Controlling the nafs is a lifelong struggle.

You will have weak moments. You may fall into mistakes. But never believe that change is impossible.

Every time you repent sincerely and return to Allah, you are strengthening your soul again.

Real strength is not, never falling.
Real strength is continuing to return to Allah after you fall.

And always remember this:

Controlling your nafs does not mean you never feel temptation.

It means you refuse to let temptation control your actions.

Related- Good Things Come to Those Who Wait (10 Big Reasons)


A Beautiful Dua to Control Your Nafs

After prayers, continue making this dua:

Allahumma alhimni rushdi wa a‘idhni min sharri nafsi

“O Allah, inspire me with guidance and protect me from the evil of my own nafs.”

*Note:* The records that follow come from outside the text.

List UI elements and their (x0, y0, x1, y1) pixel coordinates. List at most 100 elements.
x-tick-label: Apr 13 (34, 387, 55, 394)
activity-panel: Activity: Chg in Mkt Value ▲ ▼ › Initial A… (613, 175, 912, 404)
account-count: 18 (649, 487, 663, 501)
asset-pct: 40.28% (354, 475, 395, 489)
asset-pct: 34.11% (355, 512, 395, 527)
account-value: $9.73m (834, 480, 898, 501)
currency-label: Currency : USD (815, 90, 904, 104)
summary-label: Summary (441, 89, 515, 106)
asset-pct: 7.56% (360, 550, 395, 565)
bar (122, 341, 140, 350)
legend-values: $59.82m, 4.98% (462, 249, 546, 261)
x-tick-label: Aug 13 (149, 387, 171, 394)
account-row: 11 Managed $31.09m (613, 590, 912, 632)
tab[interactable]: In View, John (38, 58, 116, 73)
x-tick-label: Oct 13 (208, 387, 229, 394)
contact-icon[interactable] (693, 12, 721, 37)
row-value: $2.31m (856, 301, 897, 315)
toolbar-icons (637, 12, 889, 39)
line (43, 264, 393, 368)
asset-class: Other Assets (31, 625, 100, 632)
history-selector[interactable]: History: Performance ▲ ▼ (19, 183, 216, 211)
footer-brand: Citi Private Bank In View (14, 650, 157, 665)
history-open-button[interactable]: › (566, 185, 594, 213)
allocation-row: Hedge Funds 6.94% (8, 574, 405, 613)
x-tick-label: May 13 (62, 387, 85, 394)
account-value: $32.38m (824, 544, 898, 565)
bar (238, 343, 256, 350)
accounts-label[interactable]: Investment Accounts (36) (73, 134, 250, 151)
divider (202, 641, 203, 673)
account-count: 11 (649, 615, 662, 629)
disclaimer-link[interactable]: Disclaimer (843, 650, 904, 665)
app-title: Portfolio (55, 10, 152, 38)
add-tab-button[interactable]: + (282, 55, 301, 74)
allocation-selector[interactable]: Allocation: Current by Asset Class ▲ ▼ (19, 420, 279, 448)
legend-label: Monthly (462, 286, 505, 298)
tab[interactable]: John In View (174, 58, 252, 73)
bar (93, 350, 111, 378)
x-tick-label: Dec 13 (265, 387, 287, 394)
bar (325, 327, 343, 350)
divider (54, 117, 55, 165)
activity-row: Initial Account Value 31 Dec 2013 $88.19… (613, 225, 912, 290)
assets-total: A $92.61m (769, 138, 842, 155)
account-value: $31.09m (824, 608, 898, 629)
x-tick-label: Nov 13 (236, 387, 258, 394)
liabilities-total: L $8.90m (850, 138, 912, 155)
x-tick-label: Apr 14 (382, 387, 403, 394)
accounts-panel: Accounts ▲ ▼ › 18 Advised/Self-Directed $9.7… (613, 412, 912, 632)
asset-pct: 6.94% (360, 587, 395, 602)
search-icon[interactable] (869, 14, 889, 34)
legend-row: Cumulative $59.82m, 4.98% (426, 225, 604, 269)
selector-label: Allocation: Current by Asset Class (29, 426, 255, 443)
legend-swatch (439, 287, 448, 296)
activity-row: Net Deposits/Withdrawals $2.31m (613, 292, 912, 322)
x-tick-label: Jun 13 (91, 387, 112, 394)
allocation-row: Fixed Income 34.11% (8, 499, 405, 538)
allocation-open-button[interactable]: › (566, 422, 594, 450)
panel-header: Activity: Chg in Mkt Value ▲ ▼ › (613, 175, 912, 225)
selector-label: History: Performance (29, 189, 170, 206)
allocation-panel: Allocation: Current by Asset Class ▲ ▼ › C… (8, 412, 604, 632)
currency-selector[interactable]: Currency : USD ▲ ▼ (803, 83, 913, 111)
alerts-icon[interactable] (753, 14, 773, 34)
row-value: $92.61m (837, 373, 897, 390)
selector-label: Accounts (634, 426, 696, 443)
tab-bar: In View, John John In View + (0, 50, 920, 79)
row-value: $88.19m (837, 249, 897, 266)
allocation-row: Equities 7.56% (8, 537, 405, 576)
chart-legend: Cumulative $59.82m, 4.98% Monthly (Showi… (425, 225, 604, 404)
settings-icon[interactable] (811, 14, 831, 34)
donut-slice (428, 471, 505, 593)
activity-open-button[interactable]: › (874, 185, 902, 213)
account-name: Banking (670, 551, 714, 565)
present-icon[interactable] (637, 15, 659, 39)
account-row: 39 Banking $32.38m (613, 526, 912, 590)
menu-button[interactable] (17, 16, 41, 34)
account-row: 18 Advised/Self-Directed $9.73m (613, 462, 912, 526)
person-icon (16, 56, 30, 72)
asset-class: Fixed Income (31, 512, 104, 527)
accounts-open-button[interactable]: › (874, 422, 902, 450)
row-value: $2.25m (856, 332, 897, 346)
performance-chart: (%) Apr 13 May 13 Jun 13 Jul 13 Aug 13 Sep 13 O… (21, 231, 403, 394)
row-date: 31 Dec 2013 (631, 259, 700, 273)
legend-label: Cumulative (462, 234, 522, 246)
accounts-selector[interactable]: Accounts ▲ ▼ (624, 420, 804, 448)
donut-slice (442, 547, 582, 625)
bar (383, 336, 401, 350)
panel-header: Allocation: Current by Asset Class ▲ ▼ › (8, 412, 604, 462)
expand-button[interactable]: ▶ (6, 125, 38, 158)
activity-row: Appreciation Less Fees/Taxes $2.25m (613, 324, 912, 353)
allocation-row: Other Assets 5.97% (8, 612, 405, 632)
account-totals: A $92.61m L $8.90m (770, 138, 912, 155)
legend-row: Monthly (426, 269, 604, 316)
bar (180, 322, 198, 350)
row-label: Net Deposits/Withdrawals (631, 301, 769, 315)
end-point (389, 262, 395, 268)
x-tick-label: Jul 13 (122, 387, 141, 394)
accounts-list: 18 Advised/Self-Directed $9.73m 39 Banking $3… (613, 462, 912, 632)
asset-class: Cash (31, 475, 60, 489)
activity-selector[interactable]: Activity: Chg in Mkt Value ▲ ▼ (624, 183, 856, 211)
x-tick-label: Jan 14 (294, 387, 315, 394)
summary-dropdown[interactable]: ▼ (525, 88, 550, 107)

May Allah protect us from the evil of our nafs, purify our hearts, and guide us toward what pleases Him. Ameen.

Conclusion

Learning to control your nafs in Islam is not about becoming emotionless or perfect.

It is about learning to pause before your desires, emotions, or impulses control your actions.

It is choosing what pleases Allah even when your nafs wants something easier.

And every time you resist your nafs for the sake of Allah — even in something small — your soul becomes stronger.

So do not believe the thought that you cannot change.

Start with one small good action today.

Because sometimes, the moment between impulse and action is where real control of the nafs begins.